Under the Evening Sky was so good, and so well-received both at Crear and at the Edinburgh International Book Festival, that LAF decided it should be recorded, which it duly was, mainly in Reykjavik, and then the CD was launched with performances in Vilnius and Riga. We were looking for ways to reunite the group in Prague this year, but the travel was difficult to arrange and we reluctantly put it on hold.
Meanwhile, Lise and Aðalsteinn had collaborated on something dear to both their hearts: music inspired by the stories of George Mackay Brown. In the note to the CD A Time to Keep, Lise wrote: ‘I began to hear these songs on first reading the book, as if they were already there, singing out of George’s clear, lyrical prose.’ She wrote the lyrics, and with Astvaldur wrote the music, while Aðalsteinn made the translations into Icelandic and read them on the accompanying CD. A Time to Keep, on which Lise and Astvaldur are joined by Inge, Ewen and Stewart Thomson and Brian Cromarty, was launched in St Magnus Cathedral in Kirkwall, as was entirely appropriate, in March 2012.

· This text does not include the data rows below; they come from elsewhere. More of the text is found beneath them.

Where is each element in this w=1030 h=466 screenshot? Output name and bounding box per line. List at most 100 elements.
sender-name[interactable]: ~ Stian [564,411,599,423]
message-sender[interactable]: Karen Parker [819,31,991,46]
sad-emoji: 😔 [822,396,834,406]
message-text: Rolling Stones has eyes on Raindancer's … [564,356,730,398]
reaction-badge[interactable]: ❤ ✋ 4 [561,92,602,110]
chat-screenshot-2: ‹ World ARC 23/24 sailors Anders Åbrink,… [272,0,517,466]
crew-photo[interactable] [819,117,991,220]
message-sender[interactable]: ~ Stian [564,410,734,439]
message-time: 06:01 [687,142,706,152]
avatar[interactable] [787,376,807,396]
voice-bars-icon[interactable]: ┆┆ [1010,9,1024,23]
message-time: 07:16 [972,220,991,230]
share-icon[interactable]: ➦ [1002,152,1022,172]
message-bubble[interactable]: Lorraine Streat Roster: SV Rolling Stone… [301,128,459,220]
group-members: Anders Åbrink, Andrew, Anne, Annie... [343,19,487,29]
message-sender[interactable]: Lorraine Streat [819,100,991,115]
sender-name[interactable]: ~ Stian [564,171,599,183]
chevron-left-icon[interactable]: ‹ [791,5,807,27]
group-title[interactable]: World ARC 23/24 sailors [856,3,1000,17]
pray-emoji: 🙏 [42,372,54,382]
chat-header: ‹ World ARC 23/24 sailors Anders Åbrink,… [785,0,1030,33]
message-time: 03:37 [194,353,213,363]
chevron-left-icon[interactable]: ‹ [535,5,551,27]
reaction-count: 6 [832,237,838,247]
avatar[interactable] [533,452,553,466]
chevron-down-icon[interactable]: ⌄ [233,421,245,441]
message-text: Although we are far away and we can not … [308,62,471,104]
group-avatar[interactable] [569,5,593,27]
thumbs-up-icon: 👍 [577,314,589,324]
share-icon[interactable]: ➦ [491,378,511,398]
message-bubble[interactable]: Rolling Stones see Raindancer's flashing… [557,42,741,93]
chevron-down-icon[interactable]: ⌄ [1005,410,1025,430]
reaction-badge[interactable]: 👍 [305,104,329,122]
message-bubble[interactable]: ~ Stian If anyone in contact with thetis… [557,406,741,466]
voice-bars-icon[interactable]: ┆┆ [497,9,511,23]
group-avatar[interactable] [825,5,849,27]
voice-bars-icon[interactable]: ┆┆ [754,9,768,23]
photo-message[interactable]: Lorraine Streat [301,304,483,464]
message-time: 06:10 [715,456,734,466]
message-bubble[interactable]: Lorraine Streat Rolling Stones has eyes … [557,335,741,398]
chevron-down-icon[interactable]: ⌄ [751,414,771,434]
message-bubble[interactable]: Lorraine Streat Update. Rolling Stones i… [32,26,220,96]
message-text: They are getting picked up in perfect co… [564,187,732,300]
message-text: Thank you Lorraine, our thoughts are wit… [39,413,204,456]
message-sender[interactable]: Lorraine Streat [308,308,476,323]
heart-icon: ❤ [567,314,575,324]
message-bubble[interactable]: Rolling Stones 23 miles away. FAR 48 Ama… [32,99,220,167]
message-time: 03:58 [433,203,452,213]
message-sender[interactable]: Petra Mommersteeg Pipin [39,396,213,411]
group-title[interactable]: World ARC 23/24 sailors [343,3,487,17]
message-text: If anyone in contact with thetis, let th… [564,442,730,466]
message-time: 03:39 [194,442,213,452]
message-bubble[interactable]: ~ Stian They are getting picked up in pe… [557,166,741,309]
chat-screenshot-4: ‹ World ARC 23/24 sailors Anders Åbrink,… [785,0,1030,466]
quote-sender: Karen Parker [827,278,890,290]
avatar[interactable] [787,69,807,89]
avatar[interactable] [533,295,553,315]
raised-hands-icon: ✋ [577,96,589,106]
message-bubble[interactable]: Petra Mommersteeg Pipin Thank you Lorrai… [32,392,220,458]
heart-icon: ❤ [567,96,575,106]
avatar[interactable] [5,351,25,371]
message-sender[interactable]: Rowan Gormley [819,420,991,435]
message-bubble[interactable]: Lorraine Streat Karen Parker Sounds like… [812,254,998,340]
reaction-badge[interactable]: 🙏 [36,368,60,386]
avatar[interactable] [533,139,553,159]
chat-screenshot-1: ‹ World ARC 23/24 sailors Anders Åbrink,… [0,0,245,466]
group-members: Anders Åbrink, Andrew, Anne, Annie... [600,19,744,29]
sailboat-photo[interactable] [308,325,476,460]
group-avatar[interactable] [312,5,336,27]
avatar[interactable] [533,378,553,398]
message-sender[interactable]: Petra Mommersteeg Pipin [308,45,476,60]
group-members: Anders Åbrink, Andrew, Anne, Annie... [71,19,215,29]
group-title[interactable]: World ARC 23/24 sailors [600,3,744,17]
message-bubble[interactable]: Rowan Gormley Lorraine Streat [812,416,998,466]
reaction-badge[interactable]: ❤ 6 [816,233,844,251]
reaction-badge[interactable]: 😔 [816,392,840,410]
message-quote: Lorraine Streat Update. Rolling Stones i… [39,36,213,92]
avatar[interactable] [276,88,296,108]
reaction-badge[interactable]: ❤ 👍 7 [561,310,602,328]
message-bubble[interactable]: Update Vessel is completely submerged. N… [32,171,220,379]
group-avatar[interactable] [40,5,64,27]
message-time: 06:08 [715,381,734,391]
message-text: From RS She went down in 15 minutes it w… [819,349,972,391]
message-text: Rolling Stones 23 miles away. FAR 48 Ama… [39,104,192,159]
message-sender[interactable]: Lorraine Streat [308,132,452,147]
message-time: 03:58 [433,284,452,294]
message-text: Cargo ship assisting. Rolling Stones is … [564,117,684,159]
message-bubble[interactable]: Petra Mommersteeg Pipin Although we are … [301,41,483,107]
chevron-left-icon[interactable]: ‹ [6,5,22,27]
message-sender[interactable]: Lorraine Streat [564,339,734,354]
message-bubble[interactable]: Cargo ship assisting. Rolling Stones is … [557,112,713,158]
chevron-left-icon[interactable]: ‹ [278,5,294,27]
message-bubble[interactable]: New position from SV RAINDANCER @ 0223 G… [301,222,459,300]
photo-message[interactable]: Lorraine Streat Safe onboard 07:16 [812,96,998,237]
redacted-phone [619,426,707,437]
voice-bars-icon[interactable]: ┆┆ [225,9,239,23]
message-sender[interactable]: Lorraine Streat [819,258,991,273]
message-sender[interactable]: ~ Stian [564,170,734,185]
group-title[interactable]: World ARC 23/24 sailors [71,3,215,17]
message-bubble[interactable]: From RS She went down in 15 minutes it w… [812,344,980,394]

I went to Orkney for the launch, my first visit – so I always associate Lise with the pleasures of discovery as well as the joy of music-making allied to poetry. There was a fine audience and a raptly attentive one, as there was at a later gig at the Scottish Storytelling Centre in Edinburgh, but the quality of sound in the Cathedral was extraordinary. Lise was always a magnetic figure with her long hair and long legs, looking too young to be the mother of four children, absolutely absorbed in the music and while often a soloist, alert – it seemed to me – to everything her fellow musicians did as part of the whole ensemble. I think of the passage in Ecclesiastes that gave Mackay Brown and Lise their title, ‘to everything there is a season… a time to get and a time to lose…’
I’m glad that the SPL played some part in encouraging and supporting this rare talent. Her friends have been shocked by the news of her illness and the rapidity with which it took her life, and our thoughts are with her family in deepest sympathy. As Edna St Vincent Millay writes:
Gently they go, the beautiful, the tender, the kind;
Quietly they go, the intelligent, the witty, the brave.
I know. But I do not approve. And I am not resigned.
Her energies were prodigious: not only in poetry and music, but also as a mother, as a crofter, as a teacher, and is very hard to think of those radiant energies being stilled. It is disconcerting to hear her voice on my i-Pod Shuffle, suddenly: both immensely sad and yet – remembering her joy in creation – comforting. It conveys something of the authenticity, warmth and generosity with which Lise shared her rich life and great gifts.